The Company proposes to charge a per course fee for training classroom instructors who will spend two and a half hours over two days online with our instructors who will lead them through a program of effective online course design.

After two weeks, our instructors return to work with trainees to refine the end product of their design work.

There are many ways that design of Internet-delivered courses can go awry.

Here are just a few:

a) course length (too long);
b) course content (too much);
c) required books and textbooks (not online or expensive);
d) required discussions with more than five students;
e) poor phrasing of topics for discussion topics;
f) broken links;
g) excessive length of time online (lengthy videos);
h) attempts to replicate the classroom experience (webinars, chat rooms).

  1. Per Enrollment User Fees for Use of the Company’s Course Delivery System
    In the first year, clients will be charged a fee to develop each course
    for installation on the Company’s delivery system. The Company will also negotiate payment of a share of tuition income and a fee of $10 per enrollment in each course offered for 7 to 8 weeks.

Use of the Company’s course delivery system is offered free of annual charges which compares favorably with most fee-based course delivery systems that charge clients substantial fees for access to their systems. And the Company’s course delivery system gives control for security of course content and access.
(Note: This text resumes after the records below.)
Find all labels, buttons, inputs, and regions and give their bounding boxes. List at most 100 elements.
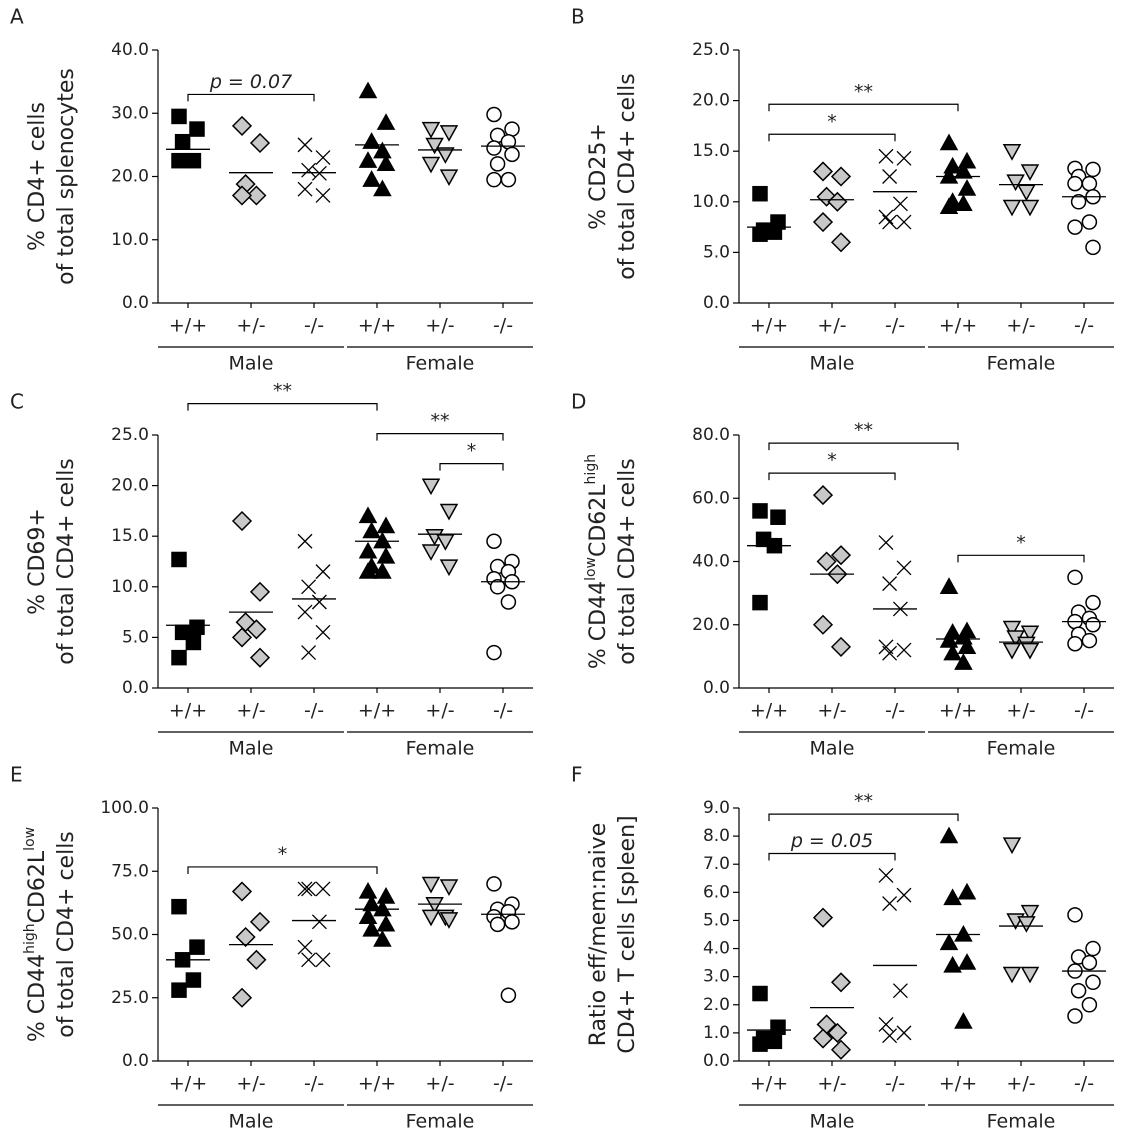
significance-bracket [768,133,896,142]
y-tick-label: 10.0 [111,577,149,597]
y-tick-label: 100.0 [100,798,149,818]
cross-marker [896,560,912,576]
y-tick-label: 5.0 [703,910,730,930]
triangle-marker [957,882,977,900]
y-axis-label-part: % CD69+ [25,508,50,615]
triangle-marker [957,637,977,655]
y-axis-label-part: low [583,557,599,581]
y-axis-label-part: high [583,454,599,485]
cross-marker [297,533,313,549]
x-tick-label: -/- [493,700,513,722]
square-marker [171,898,187,915]
significance-label: ** [273,380,292,402]
y-tick-label: 7.0 [703,854,730,874]
triangle-marker [358,562,378,579]
square-marker [189,121,205,137]
y-axis-label: of total CD4+ cells [54,458,79,665]
diamond-marker [231,510,253,532]
panel-letter: F [571,763,583,787]
significance-label: ** [431,410,450,432]
triangle-down-marker [1020,642,1040,660]
circle-marker [1070,982,1087,999]
triangle-down-marker [421,909,441,927]
x-tick-label: +/- [425,700,454,722]
triangle-down-marker [1017,184,1036,202]
triangle-down-marker [1002,199,1022,217]
circle-marker [1081,632,1098,649]
cross-marker [301,579,317,595]
triangle-marker [358,881,378,899]
y-tick-label: 3.0 [703,967,730,987]
triangle-marker [939,197,959,215]
y-axis-label: % CD25+ [586,123,611,230]
circle-marker [486,644,502,661]
triangle-marker [954,653,973,670]
significance-label: * [278,843,288,865]
cross-marker [878,535,894,550]
y-tick-label: 40.0 [692,552,730,572]
square-marker [766,1033,783,1050]
triangle-marker [376,887,396,904]
x-tick-label: -/- [304,315,324,337]
triangle-marker [376,516,396,534]
triangle-marker [362,894,381,912]
y-tick-label: 10.0 [111,230,149,250]
y-tick-label: 40.0 [111,40,149,60]
triangle-down-marker [1002,966,1022,984]
cross-marker [297,881,313,897]
diamond-marker [249,581,271,602]
cross-marker [882,1028,898,1044]
circle-marker [1081,997,1098,1013]
significance-bracket [187,866,378,874]
group-label: Female [987,738,1056,760]
y-tick-label: 5.0 [122,627,149,647]
cross-marker [297,604,313,620]
triangle-down-marker [421,156,441,174]
triangle-marker [376,154,396,171]
panel-letter: E [10,763,23,787]
group-label: Female [406,1111,475,1133]
x-tick-label: +/- [1006,700,1035,722]
x-tick-label: +/- [817,1073,846,1095]
diamond-marker [246,619,267,640]
cross-marker [315,564,331,580]
triangle-down-marker [439,503,459,521]
y-axis-label-part: high [22,923,38,954]
square-marker [189,939,205,955]
y-tick-label: 8.0 [703,826,730,846]
circle-marker [1067,175,1083,192]
y-tick-label: 1.0 [703,1023,730,1043]
y-tick-label: 6.0 [703,882,730,902]
triangle-marker [954,161,973,179]
diamond-marker [827,1022,848,1043]
diamond-marker [830,545,852,566]
triangle-down-marker [421,478,441,496]
y-axis-label: % CD44highCD62Llow [22,827,50,1042]
square-marker [752,1036,768,1052]
diamond-marker [246,185,267,206]
y-axis-label: CD4+ T cells [spleen] [615,815,640,1053]
circle-marker [1085,239,1101,256]
triangle-marker [376,113,396,130]
x-tick-label: -/- [304,1073,324,1095]
triangle-marker [373,141,392,159]
y-axis-label: % CD4+ cells [25,102,50,251]
x-tick-label: +/- [817,700,846,722]
y-axis-label: of total splenocytes [54,68,79,285]
triangle-down-marker [439,559,459,577]
significance-bracket [957,554,1085,563]
x-tick-label: +/+ [750,1073,788,1095]
y-axis-label-part: % CD4+ cells [25,102,50,251]
cross-marker [311,594,327,610]
circle-marker [486,106,502,123]
circle-marker [1081,175,1098,192]
cross-marker [896,214,912,230]
cross-marker [896,1025,912,1041]
square-marker [752,185,768,202]
y-axis-label-part: % CD44 [25,954,50,1042]
significance-label: * [827,111,837,133]
diamond-marker [830,972,852,993]
y-tick-label: 10.0 [692,192,730,212]
group-label: Male [228,738,273,760]
significance-label: * [1016,532,1026,554]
Control of security is not available in “free” course delivery systems.

During the first six months, income is expected to be minimal as we establish a record for development of effective training for Internet delivered courses. At the end of the first year, we will assess market conditions, particularly as progress on a vaccine for prevention and treatment of Covid-19 infections occurs, the regulatory environment governing accreditation of degree programs and the status of Title IV programs and state authorization. If an effective coronavirus vaccine in not available by August 2022, the Company may enter the Internet education business by acquiring the accreditation of a college forced to close.

The Company’s Management Team is experienced in programming of software systems, design of effective online courses, marketing of Internet services and administration of corporate finance.
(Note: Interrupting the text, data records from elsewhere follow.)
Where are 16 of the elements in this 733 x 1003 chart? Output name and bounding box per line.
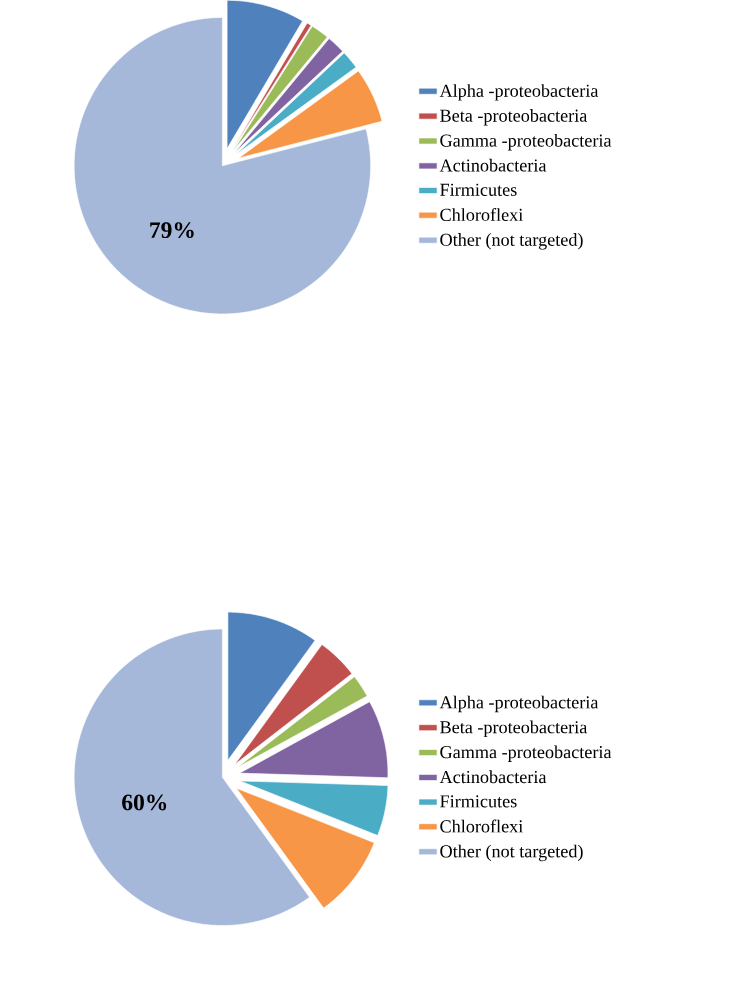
legend-label: Alpha -proteobacteria — [439, 695, 599, 713]
legend-label: Beta -proteobacteria — [439, 720, 587, 738]
legend-label: Actinobacteria — [439, 770, 547, 784]
data-label: 79% — [150, 222, 194, 239]
legend-label: Other (not targeted) — [440, 233, 583, 250]
legend-label: Gamma -proteobacteria — [440, 745, 612, 762]
data-label: 60% — [122, 794, 167, 811]
legend-label: Other (not targeted) — [440, 844, 583, 862]
legend-label: Gamma -proteobacteria — [440, 133, 612, 151]
legend-label: Firmicutes — [439, 183, 517, 196]
legend-label: Chloroflexi — [440, 208, 523, 221]
legend-label: Firmicutes — [439, 795, 517, 808]
legend-label: Chloroflexi — [440, 819, 523, 833]
legend-label: Beta -proteobacteria — [439, 109, 587, 126]
legend-label: Actinobacteria — [439, 158, 547, 172]
legend-label: Alpha -proteobacteria — [439, 84, 599, 101]
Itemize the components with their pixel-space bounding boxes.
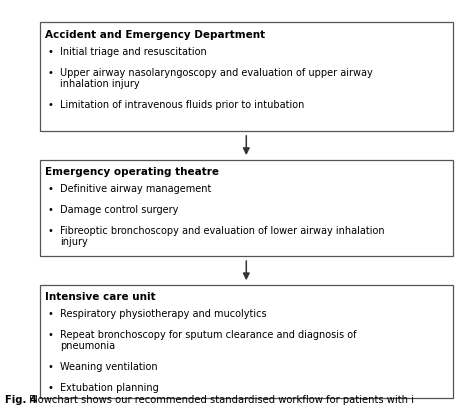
Text: Flowchart shows our recommended standardised workflow for patients with i: Flowchart shows our recommended standard… — [27, 395, 414, 405]
Bar — [39, 285, 453, 398]
Text: •: • — [48, 226, 54, 236]
Text: Weaning ventilation: Weaning ventilation — [61, 362, 158, 372]
Text: Intensive care unit: Intensive care unit — [45, 292, 156, 302]
Bar — [39, 22, 453, 131]
Text: Emergency operating theatre: Emergency operating theatre — [45, 167, 219, 177]
Text: •: • — [48, 309, 54, 319]
Text: Limitation of intravenous fluids prior to intubation: Limitation of intravenous fluids prior t… — [61, 100, 305, 110]
Text: •: • — [48, 68, 54, 77]
Text: pneumonia: pneumonia — [61, 341, 116, 351]
Text: •: • — [48, 47, 54, 56]
Text: •: • — [48, 362, 54, 372]
Text: Upper airway nasolaryngoscopy and evaluation of upper airway: Upper airway nasolaryngoscopy and evalua… — [61, 68, 373, 77]
Text: Accident and Emergency Department: Accident and Emergency Department — [45, 30, 265, 40]
Text: •: • — [48, 205, 54, 215]
Text: Fibreoptic bronchoscopy and evaluation of lower airway inhalation: Fibreoptic bronchoscopy and evaluation o… — [61, 226, 385, 236]
Text: Repeat bronchoscopy for sputum clearance and diagnosis of: Repeat bronchoscopy for sputum clearance… — [61, 330, 357, 340]
Text: injury: injury — [61, 237, 88, 247]
Text: inhalation injury: inhalation injury — [61, 79, 140, 89]
Text: Initial triage and resuscitation: Initial triage and resuscitation — [61, 47, 207, 56]
Text: Respiratory physiotherapy and mucolytics: Respiratory physiotherapy and mucolytics — [61, 309, 267, 319]
Text: Definitive airway management: Definitive airway management — [61, 184, 212, 194]
Text: Damage control surgery: Damage control surgery — [61, 205, 179, 215]
Bar — [39, 159, 453, 256]
Text: •: • — [48, 330, 54, 340]
Text: •: • — [48, 383, 54, 393]
Text: •: • — [48, 100, 54, 110]
Text: Extubation planning: Extubation planning — [61, 383, 159, 393]
Text: •: • — [48, 184, 54, 194]
Text: Fig. 4: Fig. 4 — [5, 395, 37, 405]
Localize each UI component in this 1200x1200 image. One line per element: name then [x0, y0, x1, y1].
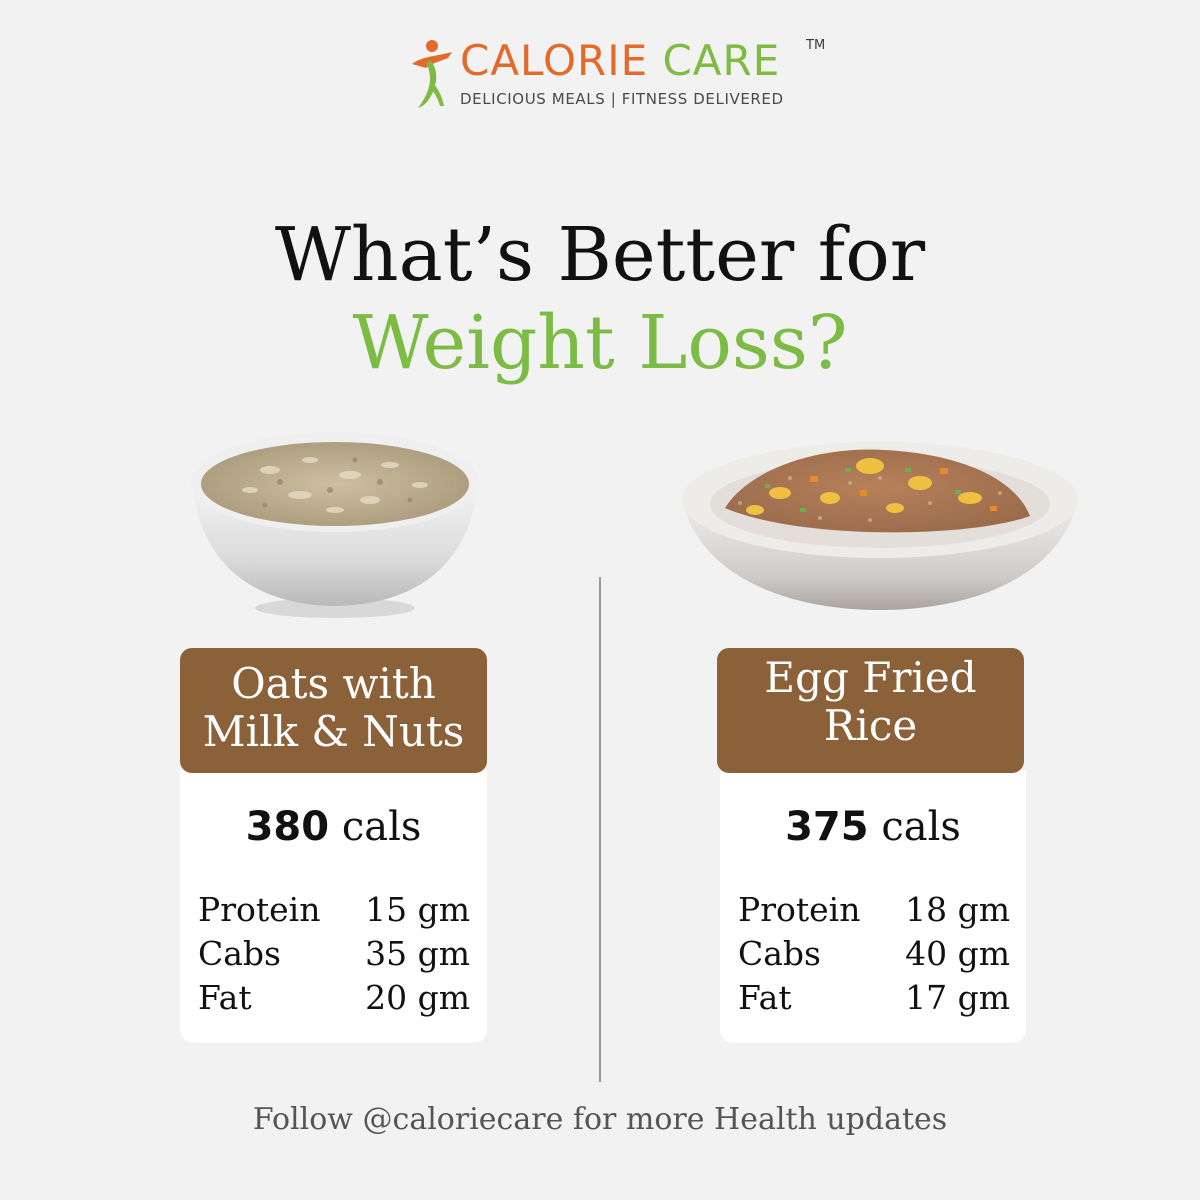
- nutrient-label: Protein: [738, 890, 861, 929]
- nutrient-row: Fat 17 gm: [738, 976, 1010, 1020]
- nutrient-row: Protein 18 gm: [738, 888, 1010, 932]
- footer-follow-text: Follow @caloriecare for more Health upda…: [252, 1102, 948, 1137]
- brand-logo: CALORIE CARE TM DELICIOUS MEALS | FITNES…: [408, 34, 828, 114]
- nutrient-label: Fat: [738, 978, 792, 1017]
- brand-name-part1: CALORIE: [460, 36, 649, 85]
- page-title-line1: What’s Better for: [274, 212, 926, 298]
- oats-title-label: Oats with Milk & Nuts: [180, 648, 487, 773]
- trademark: TM: [806, 38, 826, 53]
- nutrient-value: 35 gm: [365, 934, 470, 973]
- nutrient-value: 20 gm: [365, 978, 470, 1017]
- nutrient-label: Cabs: [198, 934, 281, 973]
- calories-label: 380 cals: [180, 804, 487, 850]
- fried-rice-bowl-icon: [682, 442, 1078, 610]
- nutrient-row: Cabs 40 gm: [738, 932, 1010, 976]
- calories-unit: cals: [881, 804, 961, 850]
- nutrient-value: 18 gm: [905, 890, 1010, 929]
- nutrient-row: Fat 20 gm: [198, 976, 470, 1020]
- item-name-line1: Oats with: [231, 659, 436, 708]
- nutrient-value: 17 gm: [905, 978, 1010, 1017]
- nutrient-value: 40 gm: [905, 934, 1010, 973]
- item-name-line1: Egg Fried: [764, 653, 977, 702]
- page-title-line2: Weight Loss?: [352, 300, 848, 386]
- item-name-line2: Rice: [823, 701, 918, 750]
- brand-name-part2: CARE: [662, 36, 781, 85]
- calories-unit: cals: [341, 804, 422, 850]
- calories-value: 375: [785, 804, 869, 850]
- brand-name: CALORIE CARE: [460, 36, 780, 86]
- rice-title-label: Egg Fried Rice: [717, 648, 1024, 773]
- nutrient-label: Cabs: [738, 934, 821, 973]
- oats-bowl-icon: [191, 432, 479, 618]
- calories-label: 375 cals: [720, 804, 1026, 850]
- rice-nutrition-card: 375 cals Protein 18 gm Cabs 40 gm Fat 17 gm: [720, 770, 1026, 1043]
- nutrient-row: Protein 15 gm: [198, 888, 470, 932]
- center-divider: [599, 577, 601, 1082]
- nutrient-label: Fat: [198, 978, 252, 1017]
- nutrient-list: Protein 18 gm Cabs 40 gm Fat 17 gm: [738, 888, 1010, 1020]
- item-name-line2: Milk & Nuts: [202, 707, 465, 756]
- oats-nutrition-card: 380 cals Protein 15 gm Cabs 35 gm Fat 20 gm: [180, 770, 487, 1043]
- nutrient-list: Protein 15 gm Cabs 35 gm Fat 20 gm: [198, 888, 470, 1020]
- nutrient-value: 15 gm: [365, 890, 470, 929]
- nutrient-label: Protein: [198, 890, 321, 929]
- runner-figure-icon: [412, 40, 452, 108]
- nutrient-row: Cabs 35 gm: [198, 932, 470, 976]
- calories-value: 380: [245, 804, 330, 850]
- brand-tagline: DELICIOUS MEALS | FITNESS DELIVERED: [460, 90, 784, 108]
Richard J. Bishirjian, Ph.D., founding President, is a businessman and educator, is based
in Norfolk, Virginia. He earned a BA in Political Science from the University of Pittsburgh
and a Ph.D. in Government and International Studies from the University of Notre Dame.
After the fall of the Berlin Wall and with the assistance of associates of Solidarity leader
and President of Poland, Lech Walesa, Dr. Bishirjian engaged in development projects in

Dr. Bishirjian’s experience managing distance education programs includes three years managing the External Programs of Boston University College of Communication and creation of an online program of lectures in privatization. That led to the founding of
Yorktown University and six years of operational experience in recruiting University
faculty, managing the process by which the University obtained sate authorization in
Virginia, Colorado and Florida and conducting of a successful effort to attain national
accreditation. He oversaw the development of the University’s Websites and the licensing and administration of the course delivery systems by which the University delivered its courses.

Dr. Enrique Sanchez Acosta, Director of Software Programming, lives in Salamanca, Spain. He earned the B.S in Computer Science and a Master of Arts in Education from the
University Francisco Vitoria in Madrid and earned a Ph.D. in Information Technologies from Universidad Europea specializing in applied assessment tools and technologies for massive online courses. Dr. Acosta is a reviewer of Artificial Intelligence and online learning education in international journals. In addition to writing about AI, he developed a new chess video game called ‘Chessaria’ and optimization software called “ZoneTuner” for the petroleum industry. Dr. Acosta is employed as a R&D Software Engineer for RIB Spain where he is developing innovation manager software for BIM (Building Information Modeling).